I've also seen reference to a product called GreenGirt, but, as with Armatherm's z-girts, I have no experience myself.
Just confirming this. I’m at the New England Building Science Symposium, and Steve Baczek just mentioned the Armatherm product by name as a z-girt for use with Rockwool / continuous insulation.
https://www.cascadiawindows.com/products/cascadia-clip
Those steel z girts were obviously designed by a steel company executive with a lot of stock in fossil fuel companies. Pretty much a 'we are building a steel building with steel studs and using self drilling screws to hold this baby together' type of solution. Pretty sure a bunch of the web could be removed to take the sin off the thermal transfer
That said that amount of diminishment of the r value seems high, or perhaps it is assuming a level of crappy install that is probably pretty accurate
Dear Allison: First, thanks for a great article - highlighting the problems with thermal bridges. We wrapped our homes in Massachusetts with thick foam board, which broke all of the thermal bridges created by all of the wood framing. Another important note: This also significantly improves the ability to air-seal your walls, particularly in a remodeled home. Effective air sealing is almost as important as good insulation.

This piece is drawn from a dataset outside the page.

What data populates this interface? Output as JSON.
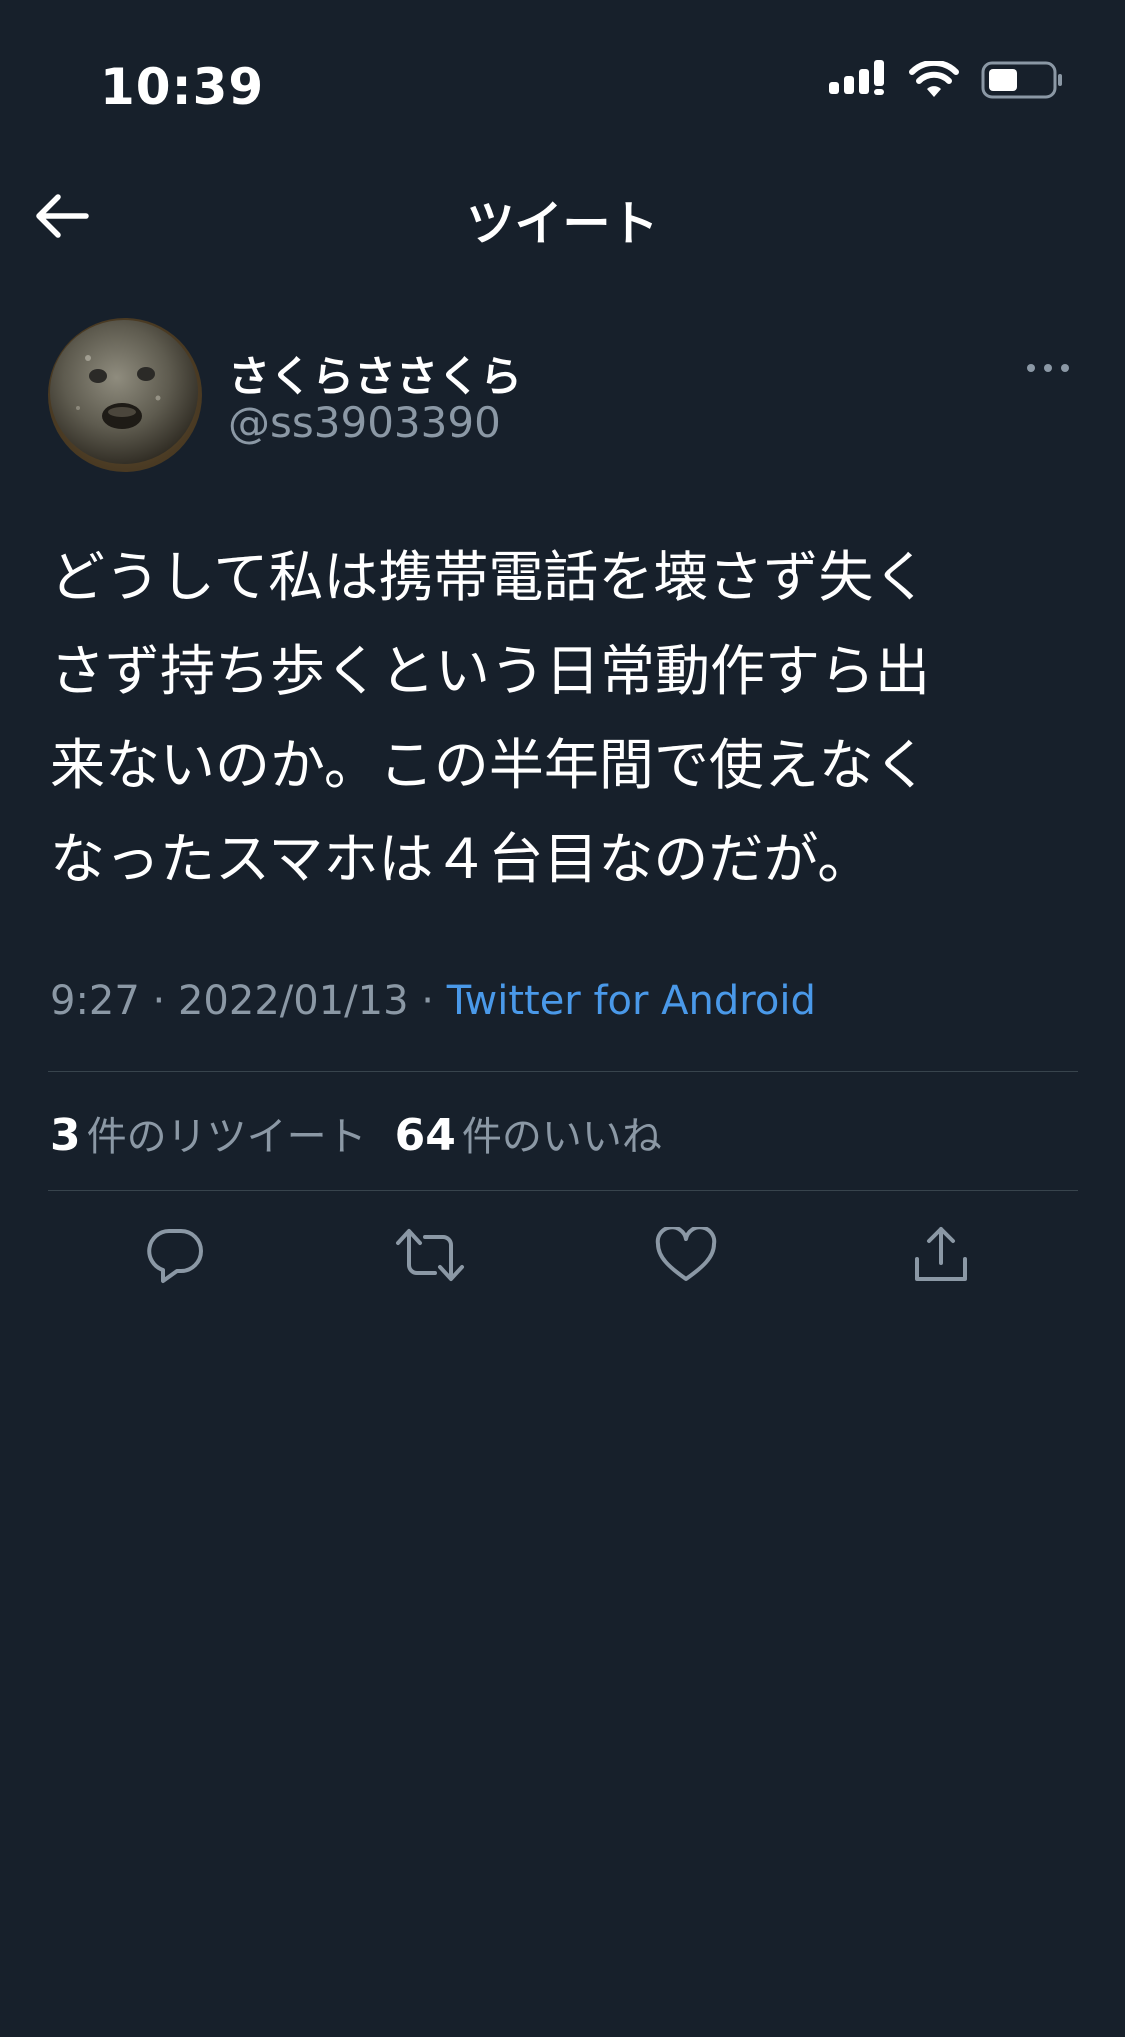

Second, there is another way to ruin your insulation; if you use polyisocyanurate foam board, know that it absorbs water like a sponge, which kills the R-value and can encourage rot in adjacent wood framing. The faces are protected by poly or foil sheathing, but the edges are very vulnerable to water leaks, particularly from above. If you install polyiso board on the exterior, be sure to carefully seal the edges, e.g. with flashing tape. XPS foam board does not absorb water.
It is also important to note that if you decide to 'wrap' your house with insulation, it must be thick enough to prevent condensation on the sheathing in winter. The required thickness / R-value varies with your location and 'climate zone'. See: https://www.greenbuildingadvisor.com/article/calculating-the-minimum-thickness-of-rigid-foam-sheathing The thickness needed for roofs covered with foam board is higher; see: https://www.finehomebuilding.com/project-guides/insulation/choosing-right-thickness-exterior-foam or IRC Table R806.5.
I hope this is helpful.
Mark
Where ( in Canada) can one get long stainless steel screws for attaching the furring strips on top of the Confortboard 80?
You might be able to find Rothoblaas or Heco Topix, both of which have screws made for this application, either online or through your local lumberyard. Fastenmaster Headlok screws and Simpson SWDS flat-head screws are available at most lumberyards and big box stores here in the northeast US.